Serial winners are people of action—not just any action, specific action designed to help them move forward. They do something every day that puts them or keeps them on course for the things they want in life (especially career success). The result? Lots of winning. To increase the odds that you’ll achieve your goals, learn from them.
The great news is that nothing can keep us from doing what winners do. There’s no copyright on wisdom, and there’s no patent on action. If you leverage the same Cycle of Winning that serial winners use, you can greatly increase your chances of achieving whatever you set out to achieve.
Your best opportunity to get the cycle going is at the beginning of a new project or goal.
Serial Winner hit bookstore shelves on October 20, and I’ve released “The Serial Winner Workbook” to give you some exercises for applying the Cycle of Winning in your life. (Download your free copy now.) You’ll see great results if you use it at the start of some new, big project. Here are just five of the activities that can help you dramatically increase your chances of success. They’ll prepare you for overcoming obstacles, developing mental toughness, and moving forward when you find yourself saying, “I feel stuck.”
1. Decide: You may already have a goal or project in mind. If not, write down five things you could imagine defining your future, based on your natural curiosity and passion. Now take the one idea or theme that most excites you and create a specific, related goal for this year, or even this month.
2. Overdo: Make a list of everything you have available to you—talents, experience, skills, resources, relationships, etc.—that you can leverage to create a strong start or foundation for your goal or project. You’re most vulnerable at the beginning, so have lots of help identified to access if needed.

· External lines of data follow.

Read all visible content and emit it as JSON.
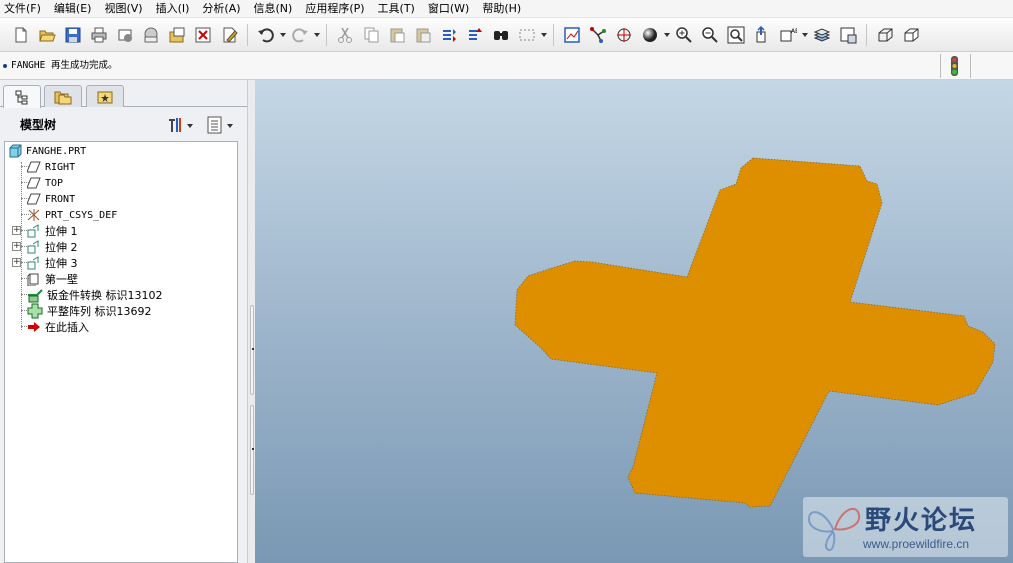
{
  "menu": [
    "文件(F)",
    "编辑(E)",
    "视图(V)",
    "插入(I)",
    "分析(A)",
    "信息(N)",
    "应用程序(P)",
    "工具(T)",
    "窗口(W)",
    "帮助(H)"
  ],
  "toolbar": {
    "icons": [
      "new-file-icon",
      "open-file-icon",
      "save-icon",
      "print-icon",
      "send-mail-icon",
      "mail-icon",
      "rename-icon",
      "close-window-icon",
      "edit-definition-icon",
      "undo-icon",
      "redo-icon",
      "cut-icon",
      "copy-icon",
      "paste-icon",
      "paste-special-icon",
      "regenerate-icon",
      "regenerate-manager-icon",
      "find-icon",
      "select-box-icon",
      "datum-display-icon",
      "datum-axis-icon",
      "spin-center-icon",
      "shading-icon",
      "zoom-in-icon",
      "zoom-out-icon",
      "refit-icon",
      "reorient-icon",
      "saved-views-icon",
      "layers-icon",
      "view-manager-icon",
      "wireframe-icon",
      "hidden-line-icon"
    ]
  },
  "message": {
    "text": "FANGHE 再生成功完成。"
  },
  "model_tree": {
    "title": "模型树",
    "items": [
      {
        "label": "FANGHE.PRT",
        "icon": "part-icon"
      },
      {
        "label": "RIGHT",
        "icon": "datum-plane-icon"
      },
      {
        "label": "TOP",
        "icon": "datum-plane-icon"
      },
      {
        "label": "FRONT",
        "icon": "datum-plane-icon"
      },
      {
        "label": "PRT_CSYS_DEF",
        "icon": "csys-icon"
      },
      {
        "label": "拉伸 1",
        "icon": "extrude-icon"
      },
      {
        "label": "拉伸 2",
        "icon": "extrude-icon"
      },
      {
        "label": "拉伸 3",
        "icon": "extrude-icon"
      },
      {
        "label": "第一壁",
        "icon": "first-wall-icon"
      },
      {
        "label": "钣金件转换  标识13102",
        "icon": "sheetmetal-convert-icon"
      },
      {
        "label": "平整阵列  标识13692",
        "icon": "flatten-pattern-icon"
      },
      {
        "label": "在此插入",
        "icon": "insert-here-arrow-icon"
      }
    ]
  },
  "colors": {
    "part": "#dd8f00",
    "insert_arrow": "#d40000",
    "viewport_top": "#c4d7e6",
    "viewport_bottom": "#7a98b4"
  },
  "watermark": {
    "title": "野火论坛",
    "url": "www.proewildfire.cn"
  }
}
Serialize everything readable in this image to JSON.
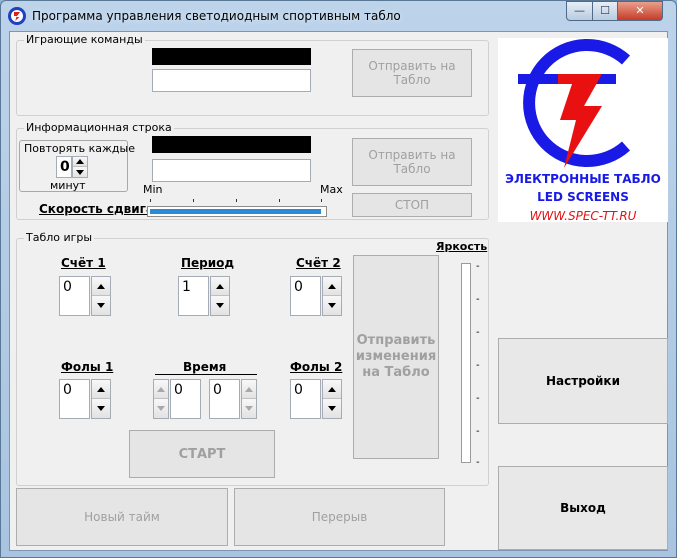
{
  "window": {
    "title": "Программа управления светодиодным спортивным табло",
    "minimize_glyph": "—",
    "maximize_glyph": "☐",
    "close_glyph": "✕"
  },
  "teams": {
    "title": "Играющие команды",
    "send_label": "Отправить на Табло"
  },
  "info": {
    "title": "Информационная строка",
    "repeat_label": "Повторять каждые",
    "repeat_value": "0",
    "minutes_label": "минут",
    "send_label": "Отправить на Табло",
    "stop_label": "СТОП",
    "speed_label": "Скорость сдвига",
    "min_label": "Min",
    "max_label": "Max",
    "speed_fraction": 0.98
  },
  "logo": {
    "line1": "ЭЛЕКТРОННЫЕ ТАБЛО",
    "line2": "LED SCREENS",
    "line3": "WWW.SPEC-TT.RU",
    "blue": "#1a1ae6",
    "red": "#e81010"
  },
  "game": {
    "title": "Табло игры",
    "brightness_label": "Яркость",
    "score1_label": "Счёт 1",
    "score1_value": "0",
    "period_label": "Период",
    "period_value": "1",
    "score2_label": "Счёт 2",
    "score2_value": "0",
    "fouls1_label": "Фолы 1",
    "fouls1_value": "0",
    "time_label": "Время",
    "time_minutes": "0",
    "time_seconds": "0",
    "fouls2_label": "Фолы 2",
    "fouls2_value": "0",
    "send_changes_label": "Отправить изменения на Табло",
    "start_label": "СТАРТ",
    "brightness_tick": "-"
  },
  "buttons": {
    "settings_label": "Настройки",
    "exit_label": "Выход",
    "new_half_label": "Новый тайм",
    "break_label": "Перерыв"
  }
}
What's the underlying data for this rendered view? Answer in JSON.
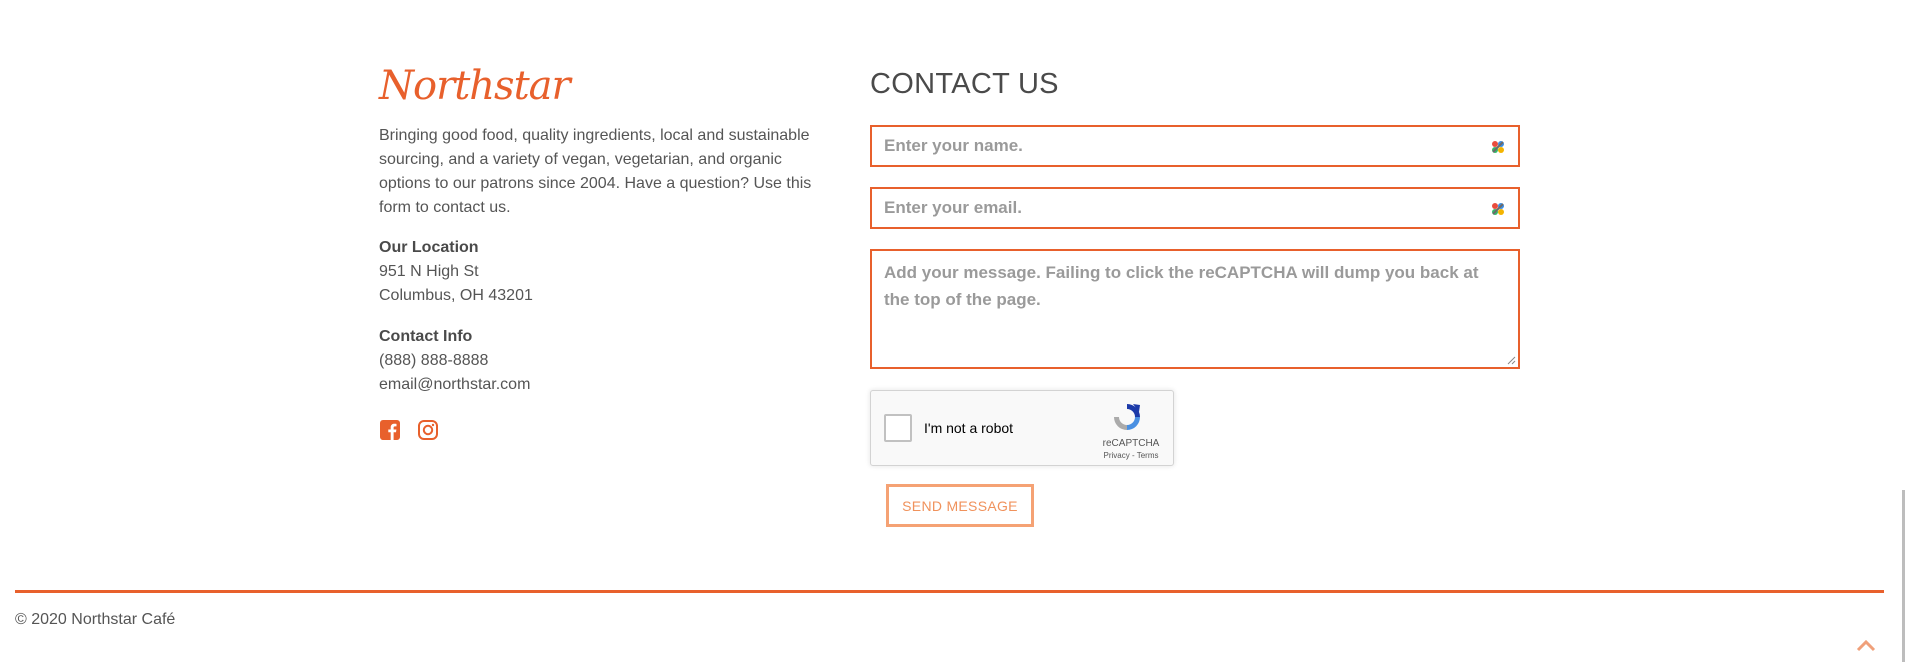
{
  "brand": {
    "name": "Northstar"
  },
  "intro": {
    "text": "Bringing good food, quality ingredients, local and sustainable sourcing, and a variety of vegan, vegetarian, and organic options to our patrons since 2004. Have a question? Use this form to contact us."
  },
  "location": {
    "heading": "Our Location",
    "line1": "951 N High St",
    "line2": "Columbus, OH 43201"
  },
  "contact_info": {
    "heading": "Contact Info",
    "phone": "(888) 888-8888",
    "email": "email@northstar.com"
  },
  "socials": [
    {
      "icon": "facebook-icon"
    },
    {
      "icon": "instagram-icon"
    }
  ],
  "form": {
    "title": "CONTACT US",
    "name_placeholder": "Enter your name.",
    "name_value": "",
    "email_placeholder": "Enter your email.",
    "email_value": "",
    "message_placeholder": "Add your message. Failing to click the reCAPTCHA will dump you back at the top of the page.",
    "message_value": "",
    "send_label": "SEND MESSAGE"
  },
  "recaptcha": {
    "label": "I'm not a robot",
    "brand": "reCAPTCHA",
    "terms": "Privacy - Terms"
  },
  "footer": {
    "copyright": "© 2020 Northstar Café"
  },
  "colors": {
    "accent": "#e8602c",
    "button_text": "#f0925c",
    "button_border": "#f5a274",
    "text": "#4a4a4a"
  }
}
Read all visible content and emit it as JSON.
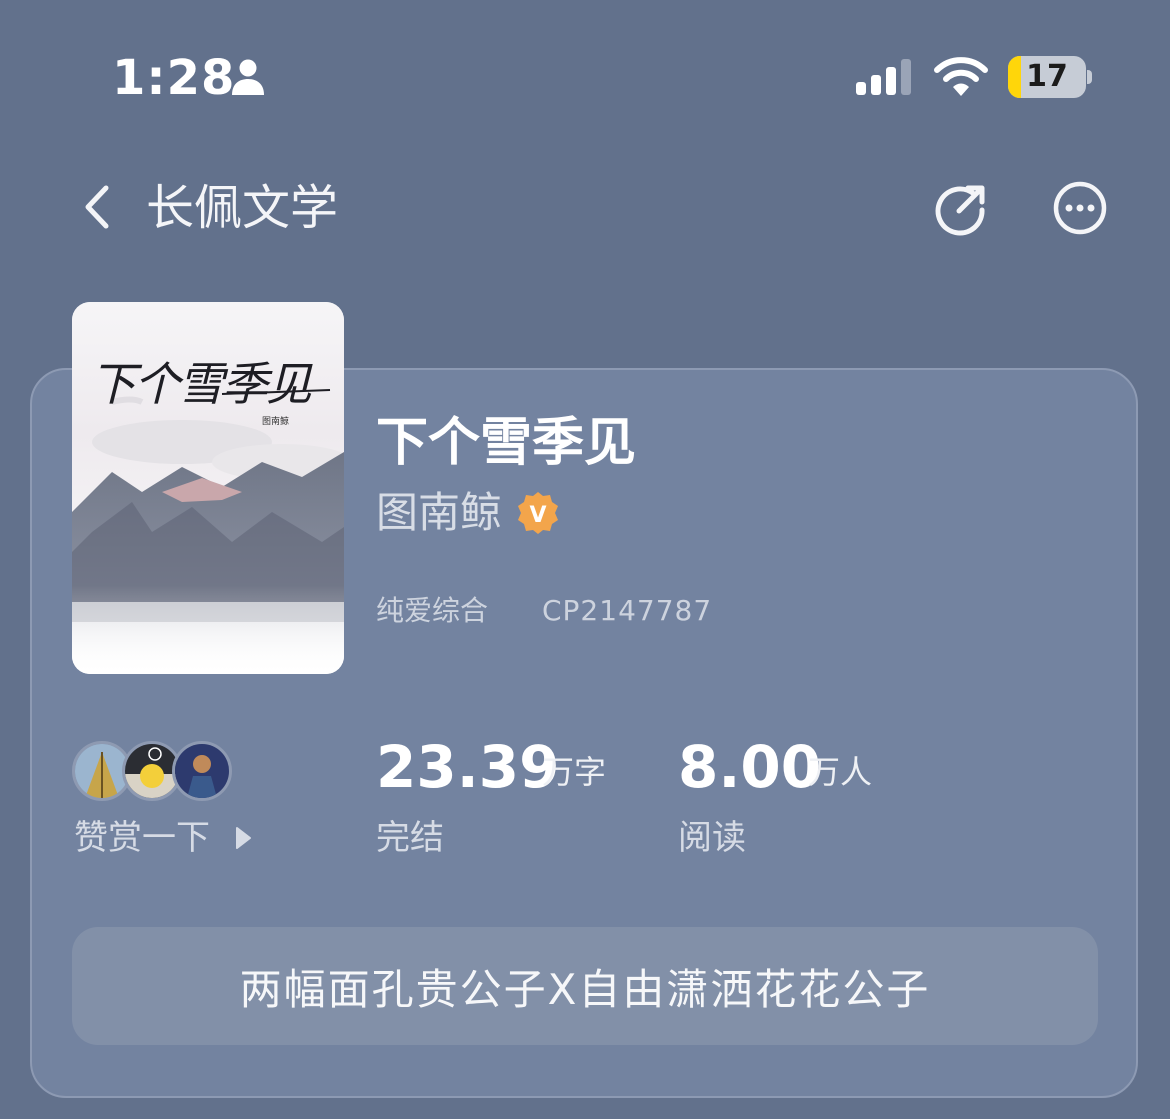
{
  "status_bar": {
    "time": "1:28",
    "battery_level": "17",
    "battery_fraction": 0.17
  },
  "nav": {
    "title": "长佩文学",
    "icons": [
      "back-icon",
      "share-icon",
      "more-icon"
    ]
  },
  "book": {
    "cover_title": "下个雪季见",
    "cover_author": "图南鲸",
    "title": "下个雪季见",
    "author": "图南鲸",
    "author_badge": "V",
    "genre": "纯爱综合",
    "cp_id": "CP2147787"
  },
  "supporters": {
    "label": "赞赏一下",
    "avatar_count": 3
  },
  "stats": {
    "words_value": "23.39",
    "words_unit": "万字",
    "status_label": "完结",
    "reads_value": "8.00",
    "reads_unit": "万人",
    "reads_label": "阅读"
  },
  "tagline": "两幅面孔贵公子X自由潇洒花花公子",
  "colors": {
    "background": "#62718c",
    "card": "#7383a0",
    "badge": "#f3a54b",
    "battery_fill": "#ffd60a"
  }
}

3. Adjust: Facts are a competitive edge, and winners use them to make smart adjustments. Where will you turn for relevant, accurate, helpful information when you face challenges in your project or goal? When you know the facts, you are mentally tougher when challenges come.
4. Finish: Toward the end of your project or goal, where or how will you be vulnerable? Be specific to prepare yourself for pitfalls. (For instance, if I’m trying to lose 15 pounds and I hit 12, I might convince myself that that’s good enough. If I’ve committed to 15, it isn’t. If it was, my original goal would have been 12, not 15. If I locked in on 15, I’m not finished until I get to 15!)
5. Keep Improving: To get yourself in the right mindset, assume you’re going to win. Once you do, you’ll want to avoid the winner’s trap—a slide into mediocrity after one good win. Decide now on a bigger goal that you’ll go for after you achieve this one, one that will push you to keep improving. Don’t get distracted by it. Just write it down somewhere so that you have some inspiration when you’ve finished this goal.